I don’t recall where I heard about them, but I know I immediately started looking for a supplier. There are several mail order suppliers, but I also found them stocked at Forstall Art Supplies right here in my town. (Note: this isn’t the Forstall in New Orleans, the one with the website; that’s his brother.)
So there I was, browsing through the art store. The Local Forstall Brother came over and asked in Cajun-flavored accents what he could “he’p me fin’.”
I opened my mouth, then suddenly closed it again. How in thunder was the name pronounced?
“I’m looking for a particular product and I’m not sure how to pronounce it,” I confessed. “It’s a heat-settable pastel, and it might be called –” I hesitated and then said weakly – “Doo-VAY?”
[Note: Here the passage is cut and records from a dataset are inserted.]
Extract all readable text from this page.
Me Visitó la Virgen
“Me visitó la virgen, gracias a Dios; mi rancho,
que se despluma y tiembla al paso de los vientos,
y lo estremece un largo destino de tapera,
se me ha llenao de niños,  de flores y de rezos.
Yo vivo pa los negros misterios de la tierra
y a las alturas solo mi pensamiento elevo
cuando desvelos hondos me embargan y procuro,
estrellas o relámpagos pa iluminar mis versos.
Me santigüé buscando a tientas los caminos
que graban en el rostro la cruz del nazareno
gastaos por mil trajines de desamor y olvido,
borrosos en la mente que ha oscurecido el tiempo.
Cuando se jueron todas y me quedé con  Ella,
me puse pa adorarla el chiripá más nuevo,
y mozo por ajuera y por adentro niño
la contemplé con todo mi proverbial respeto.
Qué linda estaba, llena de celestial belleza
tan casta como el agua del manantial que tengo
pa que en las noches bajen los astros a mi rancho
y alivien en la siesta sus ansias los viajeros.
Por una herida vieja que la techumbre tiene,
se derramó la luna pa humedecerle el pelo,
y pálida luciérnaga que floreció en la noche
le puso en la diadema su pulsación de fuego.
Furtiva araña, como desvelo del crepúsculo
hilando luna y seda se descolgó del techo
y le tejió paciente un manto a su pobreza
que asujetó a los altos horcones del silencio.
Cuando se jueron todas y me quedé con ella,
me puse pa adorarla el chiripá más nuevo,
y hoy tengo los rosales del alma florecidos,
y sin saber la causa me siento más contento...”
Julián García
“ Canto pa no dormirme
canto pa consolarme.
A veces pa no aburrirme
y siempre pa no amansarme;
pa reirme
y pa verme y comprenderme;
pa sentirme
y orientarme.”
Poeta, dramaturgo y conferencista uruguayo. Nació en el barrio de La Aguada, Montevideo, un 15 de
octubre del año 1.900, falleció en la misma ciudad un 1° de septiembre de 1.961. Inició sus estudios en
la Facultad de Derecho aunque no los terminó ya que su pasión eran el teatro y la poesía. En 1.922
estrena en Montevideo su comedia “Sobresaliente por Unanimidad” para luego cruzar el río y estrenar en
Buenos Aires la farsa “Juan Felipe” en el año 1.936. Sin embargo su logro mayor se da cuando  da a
“Ah!” he said triumphantly. “You want Doooooooooovah!” and led the way directly to the display.
I bought every color he had.

So what good is a heat-settable pastel?
This rather silly little daisy card started out as two bits of quilted flotsam, both sky blue and each too small to use to make a postcard. I butted the edges together and zigzagged it, but the quilting was running in two directions and it obviously was a match made in Dr. Frankenstein’s laboratory.
D’Uva pastels to the rescue. Lightly grazing the “forest green” (which matches Kermit the Frog on his uneasiest days) over the bottom portion, I turned the horizontally-quilted part into a semblance of cartoon grass. Hit it quickly with a warm iron (30 seconds at 225° – use a press cloth) and the color is permanent.
A little random stitching with emerald green floss and an appliquéd daisy. Another sample for the postcard class is done and two more bits of studio leftovers are recycled. A good day’s work.

[Update] The center of the daisy is done in French knots with ribbon floss.
The petals are not fabric; they are cut from the lid of a yogurt container. I melted a hole through each one with a heated darning needle and stitched them to the background.